I shouldn't, but let me return to the Blue Valentine comparison: the difference between the two films is ultimately the difference between a primarily visceral experience and a primarily intellectual one. Or perhaps more accurately, the difference between an act (fighting and ending a marriage) and a mental state (realising you don't necessarily love the person you love). Everyone Else makes considerable demands on its viewers, but it rewards them amply, if "reward" is the right word to use for a film that is so remarkably unhappy.

What ultimately makes Everyone Else triumph is its precise observation: both of the specific relationship at its center and about romantic relationships much more generally. In an unfairly perfect combination of sharp writing and tremendously aware, insightful acting (in a pinch, I'd admit that Minichmayr convinces me more than Eidinger does), the film establishes its characters quickly and completely, leaving us with the feeling that we've known them for some time now, so that we can quickly pick up on all the little tics of their behavior. It's certainly the case that we can see the two lovers aren't a good fit, and not just because this is billed as a movie about a relationship falling apart: Gitti is too indie and too good at picking fights, Chris is too cold and passive-aggressive. Plainly they have chemistry, but standing on the outside, where Ade is sure to keep us, we can tell that chemistry isn't enough.

The film is a collection of details, and I'd just as soon not catalogue them, but it's a bit eerie how true they all ring, showcasing all the little and less-little ways that lovers can talk past one another, bite down tiny annoyances but hold onto them (everything Chris does in the movie is in some way a reflection of his early frustration that Gitti keeps talking while he's trying to read), act in generally stupid ways that are meant to get attention through meanness (they're both outstanding at this). Best of all might be the way that despite how increasingly obvious it is that they've hit the wall, Gitti and Chris keep acting like maybe this time things will work out, right down to the deeply unsettled ending. Perhaps they have learned something, but the film leaves us doubtful that it will be enough.

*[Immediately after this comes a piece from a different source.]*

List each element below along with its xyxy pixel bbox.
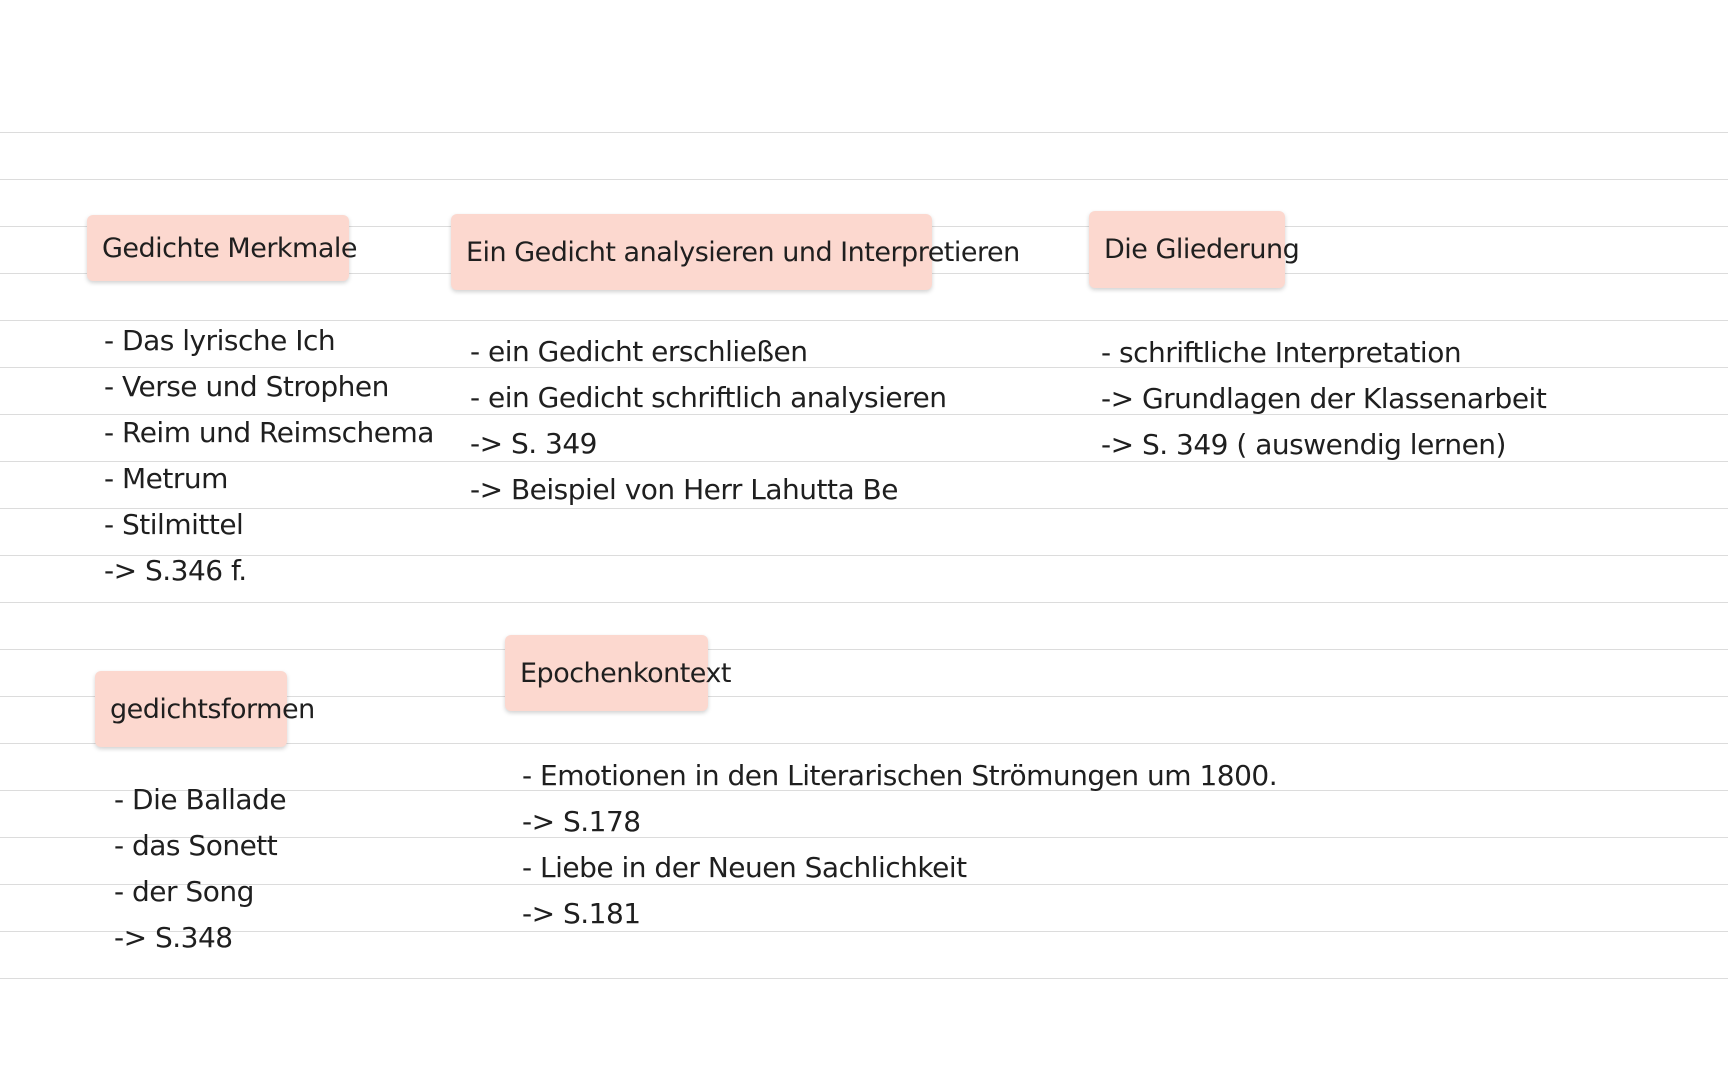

All in all, Everyone Else is a bit clinical, and certainly too long: in her desire to pursue accuracy, Ade has fallen into the naturalism trap of letting repetitive moments go on and on, and there are definitely moments where it serves as a reminder that real life is inherently undramatic. But against this, there is the uncomfortable precision of its depiction of failing romance, and I have to believe that anyone who has ever felt anything akin to love will find something in it that resonates with some past regret, if not several. And that is a fine thing for art to do for us. It has some stiffness around the edges, but its emotional truth is beyond reproach.